那雲韶廳佔地極大,五開的格局全未隔斷,粗大的楠木柱子支在厚重的石礎上。石礎全
未雕花,柱上也只塗了清漆,陳年的木香微微發散出來,映襯著那石礎青粗厚重的紋理。廳
頂上也沒有吊棚,直接橫陳著一根根粗大的梁木。梁木塗成褐色,而梁木上頭的瓦頂,是直
接在瓦上開了些口子,用半磨光的雲母石砌就天窗。
日光透過雲母石,隔著粗大的梁木,濾成乳白照下來,照著這有數十席大小的雲韶廳。
廳內一溜青蕩蕩的地磚上,這時正站了二十幾個雲韶子弟。她們個個斂手屏息,人人都
只穿著練功用的白紵衫。那紵裳竟是半透明的,裡面空空蕩蕩,什麼也沒有——因為教舞的
善才要看清她們的肢體動作,所以有意讓她們什麼都不穿。
滿廳都是女子,只教舞的樂師是個男人。那白紵衫如雲似霧地浮在一個個年輕的軀體上
,就只這麼站著,也像一團薄薄的霧飄浮在清朗流麗的生命之河上。
廳內,只坐北朝南地放置著一張胡床。
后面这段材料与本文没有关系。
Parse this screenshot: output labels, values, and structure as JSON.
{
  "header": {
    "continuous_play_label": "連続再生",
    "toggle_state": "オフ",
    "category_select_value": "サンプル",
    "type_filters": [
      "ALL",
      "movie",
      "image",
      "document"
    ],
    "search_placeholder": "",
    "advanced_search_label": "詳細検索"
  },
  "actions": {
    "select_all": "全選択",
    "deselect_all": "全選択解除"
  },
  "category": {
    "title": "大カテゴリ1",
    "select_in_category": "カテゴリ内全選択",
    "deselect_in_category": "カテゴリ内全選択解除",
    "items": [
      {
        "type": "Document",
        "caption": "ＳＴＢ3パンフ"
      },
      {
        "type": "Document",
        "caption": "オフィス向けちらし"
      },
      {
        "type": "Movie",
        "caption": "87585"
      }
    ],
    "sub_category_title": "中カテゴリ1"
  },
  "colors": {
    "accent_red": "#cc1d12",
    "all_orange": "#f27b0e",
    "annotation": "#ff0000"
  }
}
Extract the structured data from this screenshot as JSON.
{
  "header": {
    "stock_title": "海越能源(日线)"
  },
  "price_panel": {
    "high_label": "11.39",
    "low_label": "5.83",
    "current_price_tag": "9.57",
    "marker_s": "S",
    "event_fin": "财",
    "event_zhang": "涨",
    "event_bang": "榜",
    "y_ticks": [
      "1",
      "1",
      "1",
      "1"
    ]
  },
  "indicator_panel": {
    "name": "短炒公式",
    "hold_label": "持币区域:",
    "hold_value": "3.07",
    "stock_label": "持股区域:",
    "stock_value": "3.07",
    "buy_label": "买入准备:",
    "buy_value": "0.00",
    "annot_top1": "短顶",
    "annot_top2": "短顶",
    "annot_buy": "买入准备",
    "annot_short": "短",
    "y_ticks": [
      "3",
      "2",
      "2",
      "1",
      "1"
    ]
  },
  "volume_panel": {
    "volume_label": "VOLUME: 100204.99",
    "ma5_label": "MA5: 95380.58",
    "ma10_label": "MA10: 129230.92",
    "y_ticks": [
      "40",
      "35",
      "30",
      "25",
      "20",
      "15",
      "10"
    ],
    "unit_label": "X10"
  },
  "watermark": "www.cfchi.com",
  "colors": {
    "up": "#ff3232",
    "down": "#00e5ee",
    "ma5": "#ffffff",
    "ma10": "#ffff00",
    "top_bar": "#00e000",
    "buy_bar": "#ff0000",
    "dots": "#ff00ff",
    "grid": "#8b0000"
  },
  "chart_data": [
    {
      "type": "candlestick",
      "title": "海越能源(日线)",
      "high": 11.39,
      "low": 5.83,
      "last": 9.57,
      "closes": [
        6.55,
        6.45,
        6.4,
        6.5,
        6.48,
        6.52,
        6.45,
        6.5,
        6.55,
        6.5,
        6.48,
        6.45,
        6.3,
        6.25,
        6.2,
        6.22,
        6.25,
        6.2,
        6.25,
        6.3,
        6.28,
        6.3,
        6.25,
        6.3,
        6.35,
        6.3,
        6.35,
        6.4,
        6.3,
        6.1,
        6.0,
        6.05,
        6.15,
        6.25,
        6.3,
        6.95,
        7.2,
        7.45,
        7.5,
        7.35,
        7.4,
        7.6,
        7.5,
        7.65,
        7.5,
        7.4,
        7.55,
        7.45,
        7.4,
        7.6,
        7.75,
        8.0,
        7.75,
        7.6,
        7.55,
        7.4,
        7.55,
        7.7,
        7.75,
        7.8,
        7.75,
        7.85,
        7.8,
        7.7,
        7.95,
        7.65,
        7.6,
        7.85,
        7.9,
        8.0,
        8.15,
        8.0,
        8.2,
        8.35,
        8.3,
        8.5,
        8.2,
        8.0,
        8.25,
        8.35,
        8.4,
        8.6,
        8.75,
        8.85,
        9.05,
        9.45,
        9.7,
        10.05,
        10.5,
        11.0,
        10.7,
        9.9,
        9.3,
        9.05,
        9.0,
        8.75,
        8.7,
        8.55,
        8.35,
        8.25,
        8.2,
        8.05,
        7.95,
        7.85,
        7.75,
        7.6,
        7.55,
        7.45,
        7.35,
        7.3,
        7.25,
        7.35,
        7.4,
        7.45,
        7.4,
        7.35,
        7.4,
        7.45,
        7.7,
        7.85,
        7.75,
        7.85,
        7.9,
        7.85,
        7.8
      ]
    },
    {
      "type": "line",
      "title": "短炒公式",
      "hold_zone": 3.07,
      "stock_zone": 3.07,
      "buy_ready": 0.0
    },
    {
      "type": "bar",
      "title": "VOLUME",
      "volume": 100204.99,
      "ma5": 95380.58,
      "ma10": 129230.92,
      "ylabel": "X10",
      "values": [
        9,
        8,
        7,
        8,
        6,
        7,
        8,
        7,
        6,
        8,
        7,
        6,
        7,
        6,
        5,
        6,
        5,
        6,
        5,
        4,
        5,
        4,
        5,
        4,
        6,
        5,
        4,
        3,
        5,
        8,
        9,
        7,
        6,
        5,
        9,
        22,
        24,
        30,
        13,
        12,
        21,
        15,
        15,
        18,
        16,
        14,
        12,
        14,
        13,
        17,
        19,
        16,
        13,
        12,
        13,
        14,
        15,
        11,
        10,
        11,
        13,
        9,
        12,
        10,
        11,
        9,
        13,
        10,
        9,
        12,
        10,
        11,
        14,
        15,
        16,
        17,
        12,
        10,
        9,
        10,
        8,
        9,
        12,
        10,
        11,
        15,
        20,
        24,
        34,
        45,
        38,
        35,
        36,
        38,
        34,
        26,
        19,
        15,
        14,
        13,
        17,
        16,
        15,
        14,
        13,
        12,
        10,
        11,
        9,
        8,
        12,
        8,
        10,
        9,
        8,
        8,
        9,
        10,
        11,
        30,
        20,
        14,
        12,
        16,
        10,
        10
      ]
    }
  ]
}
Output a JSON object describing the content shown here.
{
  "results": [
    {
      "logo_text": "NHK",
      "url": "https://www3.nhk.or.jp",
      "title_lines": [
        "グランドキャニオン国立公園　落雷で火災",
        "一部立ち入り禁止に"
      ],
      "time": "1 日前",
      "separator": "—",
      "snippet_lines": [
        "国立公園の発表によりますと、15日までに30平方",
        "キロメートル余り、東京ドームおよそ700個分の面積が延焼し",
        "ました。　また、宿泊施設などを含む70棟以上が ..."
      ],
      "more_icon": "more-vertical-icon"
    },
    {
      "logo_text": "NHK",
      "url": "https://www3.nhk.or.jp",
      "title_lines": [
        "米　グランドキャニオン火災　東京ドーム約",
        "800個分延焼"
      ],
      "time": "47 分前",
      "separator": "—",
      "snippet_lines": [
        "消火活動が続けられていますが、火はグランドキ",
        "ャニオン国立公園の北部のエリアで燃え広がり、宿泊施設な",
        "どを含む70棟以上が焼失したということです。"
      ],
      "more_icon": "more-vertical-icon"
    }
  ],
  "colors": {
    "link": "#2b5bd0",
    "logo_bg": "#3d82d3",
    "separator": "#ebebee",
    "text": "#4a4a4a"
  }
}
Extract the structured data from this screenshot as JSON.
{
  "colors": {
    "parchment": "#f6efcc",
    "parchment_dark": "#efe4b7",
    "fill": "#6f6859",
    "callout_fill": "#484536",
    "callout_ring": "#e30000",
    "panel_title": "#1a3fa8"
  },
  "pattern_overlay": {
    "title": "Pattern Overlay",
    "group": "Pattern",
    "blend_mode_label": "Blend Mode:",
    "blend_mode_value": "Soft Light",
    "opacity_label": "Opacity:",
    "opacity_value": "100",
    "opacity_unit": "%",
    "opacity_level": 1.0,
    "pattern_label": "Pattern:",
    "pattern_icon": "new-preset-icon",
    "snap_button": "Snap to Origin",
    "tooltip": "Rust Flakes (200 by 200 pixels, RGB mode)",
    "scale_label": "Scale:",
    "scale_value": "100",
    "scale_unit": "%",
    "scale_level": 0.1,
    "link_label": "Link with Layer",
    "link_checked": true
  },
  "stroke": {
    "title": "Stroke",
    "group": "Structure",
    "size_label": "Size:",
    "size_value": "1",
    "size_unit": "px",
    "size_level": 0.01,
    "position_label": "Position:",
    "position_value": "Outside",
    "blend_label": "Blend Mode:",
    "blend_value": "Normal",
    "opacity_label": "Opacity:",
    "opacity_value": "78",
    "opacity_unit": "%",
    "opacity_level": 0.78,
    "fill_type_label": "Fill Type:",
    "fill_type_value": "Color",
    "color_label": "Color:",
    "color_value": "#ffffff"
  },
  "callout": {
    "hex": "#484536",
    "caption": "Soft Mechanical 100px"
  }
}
那胡床很矮,上面只鋪了張簡素的龍鬚席。胡床
四腳上的雕花卻剛健樸實。那胡床上坐著一個男子,年紀好有三十許,同樣是一身白衣,不
過他的衣麻麻的白,卻是不透明的。那衣服粗硬硬地襯著那男子方刮淨的鬚根,襯得衣越白
,鬚根也越加青森乾硬。
那男子身材削瘦,雙頰微陷,挑眉細眼。只見他面前放著一盆水。忽然他略鬆了一下領
口的扣子,一件薄衫就從他領上直洩落在腰際。他自敞衣袒腹,腹上的皮黃薄得像一張紙,
那紙打了皺,紋路疊加地替代了他漠無表情的臉。
只見那男子抽出一根籐條,用那籐條沾水,就向自己背上抽去。
廳內很久都沒有動靜了,這時卻聽「啪」地一聲脆響。
那聲音挾著一道紅痕從那男子背上飛出,一條血紅的蜈蚣似的痕跡就慢慢在漲大。
那紅甚至漲出了那男子帶疤的背,直漲滿了整個雲韶廳中。
那男子眉毛一抖,卻不說話,用那籐條沾水,又一鞭用力向自己背上抽去。
他本是這雲韶部統領教授的善材宗令白,滿廳都是他的弟子。不知他為何不責罰堂前弟
子,反如此凌虐著自己。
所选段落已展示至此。